My husband and I created a thorough packing list that included any and everything we would need to make our stay comfortable. There was no internet connection, no television, and no outside distractions. As soon as our overpacked SUV pulled into the driveway, we were ready to enjoy our surroundings and create memories that would last a lifetime.
However, there was one thing we didn’t prepare for that made our stay quite uncomfortable and very frustrating: mosquitos.
There was an overwhelming amount of mosquitos that hovered over us each day and night. The lake we were staying on was stagnant, and heavy rainfall the weeks before had given way to a staggering amount of pesky bugs, adamant on ruining our vacation. By the end of our first day, I was pulling my hair out in frustration.
We had spent so much time (and money) planning our family getaway, and mosquitos we’re going to ruin it all.
“Let’s go to the local store and buy some Deet,” suggested my husband. It was a great, effective idea, but I didn’t want to blast our vacation home with toxic chemicals on our very first day.
Trust me when I tell you that I devised a multitude of ways to eliminate bugs from our vacation. After many failed attempts, these were the 5 best options that worked best, and I now use these tactics in my own home.
Citronella is a safe and non-toxic way to repel mosquitos, but it doesn’t actually kill them.
Used most often in candles, citronella oil can effectively reduce mosquito landings by 42 percent as it masks scents that are attractive to insects, like carbon dioxide and lactic acid in humans.
We bought a ton of citronella candles and placed them anywhere and everywhere we didn’t want bugs to be. They even come in wrist bands that we placed on the kids when they ventured outside of the candlelit areas. I’m not a big fan of the scent citronella gives off, but they work great.
Just be mindful when you place candles around small children – it’s always smart to place them out of reach and in areas where they can’t easily be knocked over.
Because mosquitos and smaller bugs are not strong flyers, fans are an excellent way to blow them away.
Invest in one or two fans to place on your deck to keep bugs at bay. As an added bonus, they’ll provide you with a nice cool breeze during those hot summer days. Fans were an amazing deterrent for our lakeside bugs.

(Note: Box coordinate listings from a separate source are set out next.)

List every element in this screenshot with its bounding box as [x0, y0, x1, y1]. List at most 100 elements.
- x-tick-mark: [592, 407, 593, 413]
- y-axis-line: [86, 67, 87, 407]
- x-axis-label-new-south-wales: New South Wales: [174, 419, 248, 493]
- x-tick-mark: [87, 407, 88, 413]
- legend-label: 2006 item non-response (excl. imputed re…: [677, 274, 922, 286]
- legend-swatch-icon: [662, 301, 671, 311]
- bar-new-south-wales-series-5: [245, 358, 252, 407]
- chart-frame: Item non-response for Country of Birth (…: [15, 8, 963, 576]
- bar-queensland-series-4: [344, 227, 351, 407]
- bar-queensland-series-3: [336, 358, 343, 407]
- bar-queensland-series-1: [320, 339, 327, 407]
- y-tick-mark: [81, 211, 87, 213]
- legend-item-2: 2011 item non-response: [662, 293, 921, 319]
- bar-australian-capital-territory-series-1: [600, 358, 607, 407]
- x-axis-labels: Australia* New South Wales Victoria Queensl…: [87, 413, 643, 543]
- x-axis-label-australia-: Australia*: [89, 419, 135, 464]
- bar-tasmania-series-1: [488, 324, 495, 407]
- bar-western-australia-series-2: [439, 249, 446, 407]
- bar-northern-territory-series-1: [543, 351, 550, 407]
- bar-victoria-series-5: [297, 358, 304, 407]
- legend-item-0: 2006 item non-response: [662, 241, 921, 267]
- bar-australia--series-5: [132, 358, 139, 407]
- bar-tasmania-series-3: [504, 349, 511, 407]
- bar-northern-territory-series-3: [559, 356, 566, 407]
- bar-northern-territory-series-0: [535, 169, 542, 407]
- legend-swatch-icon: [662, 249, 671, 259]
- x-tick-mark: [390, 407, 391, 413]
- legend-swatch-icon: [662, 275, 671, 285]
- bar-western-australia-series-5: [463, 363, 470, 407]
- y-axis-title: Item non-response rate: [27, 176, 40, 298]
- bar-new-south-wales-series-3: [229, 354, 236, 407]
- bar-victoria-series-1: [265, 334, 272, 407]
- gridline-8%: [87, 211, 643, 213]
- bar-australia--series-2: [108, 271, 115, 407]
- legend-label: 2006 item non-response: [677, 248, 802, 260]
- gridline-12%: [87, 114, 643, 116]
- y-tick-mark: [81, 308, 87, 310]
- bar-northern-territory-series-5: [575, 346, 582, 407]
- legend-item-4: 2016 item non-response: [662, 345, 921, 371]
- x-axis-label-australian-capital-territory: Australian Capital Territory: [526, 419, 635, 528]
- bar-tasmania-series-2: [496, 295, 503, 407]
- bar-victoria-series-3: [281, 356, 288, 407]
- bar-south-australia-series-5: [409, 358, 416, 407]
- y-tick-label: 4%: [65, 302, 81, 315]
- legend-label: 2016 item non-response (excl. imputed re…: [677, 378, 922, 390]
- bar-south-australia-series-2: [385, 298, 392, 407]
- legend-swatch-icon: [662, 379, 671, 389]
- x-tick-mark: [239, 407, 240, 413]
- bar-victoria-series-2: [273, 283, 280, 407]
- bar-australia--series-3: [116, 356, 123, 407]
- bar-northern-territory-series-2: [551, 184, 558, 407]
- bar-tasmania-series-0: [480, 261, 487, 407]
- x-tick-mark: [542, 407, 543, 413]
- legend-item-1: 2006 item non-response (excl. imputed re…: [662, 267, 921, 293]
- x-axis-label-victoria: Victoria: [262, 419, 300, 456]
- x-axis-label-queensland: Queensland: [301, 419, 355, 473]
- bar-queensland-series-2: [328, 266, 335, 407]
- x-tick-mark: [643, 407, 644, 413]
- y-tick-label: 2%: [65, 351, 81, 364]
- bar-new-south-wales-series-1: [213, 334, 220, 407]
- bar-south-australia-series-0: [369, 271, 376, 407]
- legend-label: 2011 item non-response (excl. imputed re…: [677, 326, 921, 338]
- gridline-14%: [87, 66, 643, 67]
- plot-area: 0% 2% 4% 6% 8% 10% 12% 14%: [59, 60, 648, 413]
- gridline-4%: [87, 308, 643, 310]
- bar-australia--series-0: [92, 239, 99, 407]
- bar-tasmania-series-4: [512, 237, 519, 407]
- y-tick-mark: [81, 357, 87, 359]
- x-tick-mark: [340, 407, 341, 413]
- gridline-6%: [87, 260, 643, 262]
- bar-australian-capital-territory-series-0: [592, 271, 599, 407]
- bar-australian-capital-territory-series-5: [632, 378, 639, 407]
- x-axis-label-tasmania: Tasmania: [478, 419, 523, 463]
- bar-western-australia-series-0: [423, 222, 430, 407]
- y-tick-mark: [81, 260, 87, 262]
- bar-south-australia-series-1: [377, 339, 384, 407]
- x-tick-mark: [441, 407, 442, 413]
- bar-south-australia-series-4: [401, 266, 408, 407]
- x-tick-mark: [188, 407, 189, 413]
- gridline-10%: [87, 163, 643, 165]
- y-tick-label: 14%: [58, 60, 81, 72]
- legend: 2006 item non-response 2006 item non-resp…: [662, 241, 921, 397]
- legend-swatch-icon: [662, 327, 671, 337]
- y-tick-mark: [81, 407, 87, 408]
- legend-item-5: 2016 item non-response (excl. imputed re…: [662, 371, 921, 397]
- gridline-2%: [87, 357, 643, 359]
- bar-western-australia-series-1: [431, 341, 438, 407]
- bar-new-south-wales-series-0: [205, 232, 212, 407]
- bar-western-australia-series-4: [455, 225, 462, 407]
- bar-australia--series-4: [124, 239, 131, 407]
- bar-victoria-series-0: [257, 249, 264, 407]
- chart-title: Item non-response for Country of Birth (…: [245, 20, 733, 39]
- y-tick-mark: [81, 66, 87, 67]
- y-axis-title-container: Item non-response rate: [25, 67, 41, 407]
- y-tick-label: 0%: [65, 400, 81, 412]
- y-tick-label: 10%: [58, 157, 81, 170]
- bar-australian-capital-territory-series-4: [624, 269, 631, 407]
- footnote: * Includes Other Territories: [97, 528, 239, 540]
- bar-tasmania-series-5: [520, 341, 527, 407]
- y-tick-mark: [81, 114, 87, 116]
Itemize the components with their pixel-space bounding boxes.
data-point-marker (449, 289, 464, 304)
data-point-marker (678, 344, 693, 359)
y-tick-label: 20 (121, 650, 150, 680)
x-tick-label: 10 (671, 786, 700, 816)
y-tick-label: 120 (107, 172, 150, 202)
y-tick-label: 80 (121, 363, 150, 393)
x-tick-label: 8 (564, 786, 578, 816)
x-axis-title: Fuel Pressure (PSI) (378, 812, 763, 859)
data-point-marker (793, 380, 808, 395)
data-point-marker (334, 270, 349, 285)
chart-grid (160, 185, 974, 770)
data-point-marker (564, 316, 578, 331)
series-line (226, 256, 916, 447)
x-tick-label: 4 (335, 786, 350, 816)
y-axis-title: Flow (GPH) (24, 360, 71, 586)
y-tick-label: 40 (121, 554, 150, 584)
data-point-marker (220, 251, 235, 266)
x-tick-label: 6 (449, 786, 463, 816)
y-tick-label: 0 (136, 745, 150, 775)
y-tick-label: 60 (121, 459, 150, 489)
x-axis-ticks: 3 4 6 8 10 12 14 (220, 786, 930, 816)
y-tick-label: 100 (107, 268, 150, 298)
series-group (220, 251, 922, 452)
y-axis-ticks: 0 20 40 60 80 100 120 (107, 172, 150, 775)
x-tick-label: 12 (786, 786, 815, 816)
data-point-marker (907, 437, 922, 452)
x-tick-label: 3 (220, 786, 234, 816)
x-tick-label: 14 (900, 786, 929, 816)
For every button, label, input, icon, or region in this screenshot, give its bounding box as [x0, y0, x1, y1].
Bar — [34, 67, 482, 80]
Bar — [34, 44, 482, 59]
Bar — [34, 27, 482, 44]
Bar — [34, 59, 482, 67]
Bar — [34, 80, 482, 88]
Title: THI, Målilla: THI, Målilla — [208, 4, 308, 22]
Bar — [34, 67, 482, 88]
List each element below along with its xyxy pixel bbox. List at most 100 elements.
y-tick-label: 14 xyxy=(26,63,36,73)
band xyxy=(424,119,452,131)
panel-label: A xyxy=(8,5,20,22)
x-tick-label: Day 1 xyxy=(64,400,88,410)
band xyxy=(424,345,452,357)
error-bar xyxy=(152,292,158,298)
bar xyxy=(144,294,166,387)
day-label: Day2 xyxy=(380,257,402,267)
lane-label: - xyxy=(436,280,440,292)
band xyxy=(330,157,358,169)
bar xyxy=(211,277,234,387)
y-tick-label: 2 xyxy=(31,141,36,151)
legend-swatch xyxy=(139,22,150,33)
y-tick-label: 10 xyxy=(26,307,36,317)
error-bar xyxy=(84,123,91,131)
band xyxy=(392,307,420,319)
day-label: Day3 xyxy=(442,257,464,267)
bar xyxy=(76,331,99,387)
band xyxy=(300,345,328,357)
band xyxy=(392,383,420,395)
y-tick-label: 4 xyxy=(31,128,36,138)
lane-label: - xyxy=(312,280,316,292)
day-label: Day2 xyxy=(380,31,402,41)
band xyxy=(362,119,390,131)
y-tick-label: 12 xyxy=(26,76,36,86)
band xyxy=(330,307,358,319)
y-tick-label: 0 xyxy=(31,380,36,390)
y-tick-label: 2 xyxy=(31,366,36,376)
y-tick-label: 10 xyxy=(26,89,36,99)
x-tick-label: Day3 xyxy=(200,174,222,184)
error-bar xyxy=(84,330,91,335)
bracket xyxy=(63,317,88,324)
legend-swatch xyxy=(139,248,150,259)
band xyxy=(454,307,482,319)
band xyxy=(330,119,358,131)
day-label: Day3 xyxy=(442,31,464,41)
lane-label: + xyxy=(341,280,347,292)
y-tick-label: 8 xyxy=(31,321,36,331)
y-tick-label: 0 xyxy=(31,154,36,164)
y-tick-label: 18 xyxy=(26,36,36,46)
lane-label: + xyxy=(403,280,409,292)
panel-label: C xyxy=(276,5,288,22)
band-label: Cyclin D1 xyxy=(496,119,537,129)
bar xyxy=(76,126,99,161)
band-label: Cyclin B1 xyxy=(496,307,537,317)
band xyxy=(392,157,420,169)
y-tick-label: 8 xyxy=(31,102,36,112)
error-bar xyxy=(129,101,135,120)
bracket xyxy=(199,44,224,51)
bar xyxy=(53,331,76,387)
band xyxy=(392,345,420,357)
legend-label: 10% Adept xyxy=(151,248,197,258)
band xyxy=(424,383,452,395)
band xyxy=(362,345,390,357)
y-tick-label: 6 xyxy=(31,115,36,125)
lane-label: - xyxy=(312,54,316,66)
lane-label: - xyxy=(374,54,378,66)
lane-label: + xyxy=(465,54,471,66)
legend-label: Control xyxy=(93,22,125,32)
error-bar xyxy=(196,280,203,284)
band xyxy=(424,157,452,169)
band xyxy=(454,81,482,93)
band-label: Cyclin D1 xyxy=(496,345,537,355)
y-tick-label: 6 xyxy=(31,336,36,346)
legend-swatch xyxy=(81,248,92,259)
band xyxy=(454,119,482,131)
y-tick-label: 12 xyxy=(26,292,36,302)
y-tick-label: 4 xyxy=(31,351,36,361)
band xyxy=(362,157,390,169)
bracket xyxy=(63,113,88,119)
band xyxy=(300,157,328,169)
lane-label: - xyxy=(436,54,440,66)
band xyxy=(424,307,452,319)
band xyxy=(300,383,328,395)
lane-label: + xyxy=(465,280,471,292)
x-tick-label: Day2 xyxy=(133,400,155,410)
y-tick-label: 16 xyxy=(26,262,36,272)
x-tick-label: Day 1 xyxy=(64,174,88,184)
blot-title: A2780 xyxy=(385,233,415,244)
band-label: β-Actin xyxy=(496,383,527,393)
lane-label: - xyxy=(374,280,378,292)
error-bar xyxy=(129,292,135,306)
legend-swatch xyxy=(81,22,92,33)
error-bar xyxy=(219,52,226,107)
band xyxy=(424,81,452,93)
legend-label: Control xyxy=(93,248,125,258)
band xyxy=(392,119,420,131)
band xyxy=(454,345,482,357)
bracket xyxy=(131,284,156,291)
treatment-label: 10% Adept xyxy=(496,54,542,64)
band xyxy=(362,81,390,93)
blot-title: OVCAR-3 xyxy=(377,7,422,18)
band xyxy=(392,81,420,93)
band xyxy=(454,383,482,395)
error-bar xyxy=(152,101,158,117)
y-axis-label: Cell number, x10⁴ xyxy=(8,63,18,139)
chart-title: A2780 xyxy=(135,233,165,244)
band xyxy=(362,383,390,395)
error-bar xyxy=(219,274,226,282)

I’ve even invested in a large outdoor fan for our home deck, which has been working wonders.
3. Grow bug-resistant plants
Plants such as chrysanthemum, rosemary, lemongrass, garlic, marigolds, and mint are excellent at keeping bugs at bay. Chrysanthemums, in particular, are very effective in deterring ants, Japanese beetles, roaches, bed bugs, spider mites, silverfish, and ticks.
Planted strategically, these plants should help you enjoy your backyard with fewer bugs.
Although our lake house only had a few of these plants, we’ve made sure to plant a majority of these in our own home to guard against bugs.
4. Use dryer sheets
Bounce dryer sheets, in particular, have been scientifically proven to repel bugs. Bounce dryer sheets contain two ingredients that are just as effective as any other over-the-counter repellant: linalool and beta-citronellol.
Linalool is naturally found in lavender and basil and is considered toxic to some insects but is known to have repelling qualities. Beta-citronellol is also found in citronella.
Grab some dryer sheets from your laundry and place them in your pocket, pin them to your shirt, or even rub them on your arms and legs.
5. Get rid of standing water
Since we were near a stagnant lake, we were out of luck with this option. Yes, standing water is a breeding ground for all kinds of bugs, especially mosquitos as they are known to lay their eggs in and around stagnant water.
An accumulation of water that has no constant fresh source gives insects a place to thrive. If you have a bird bath or areas in your yard (like planters or digging pails that your kids have left out) where water has accumulated (especially after heavy rainfall), empty them out so that bugs don’t have a chance to get comfortable.
What effective ways have you used to keep pesky bugs at bay?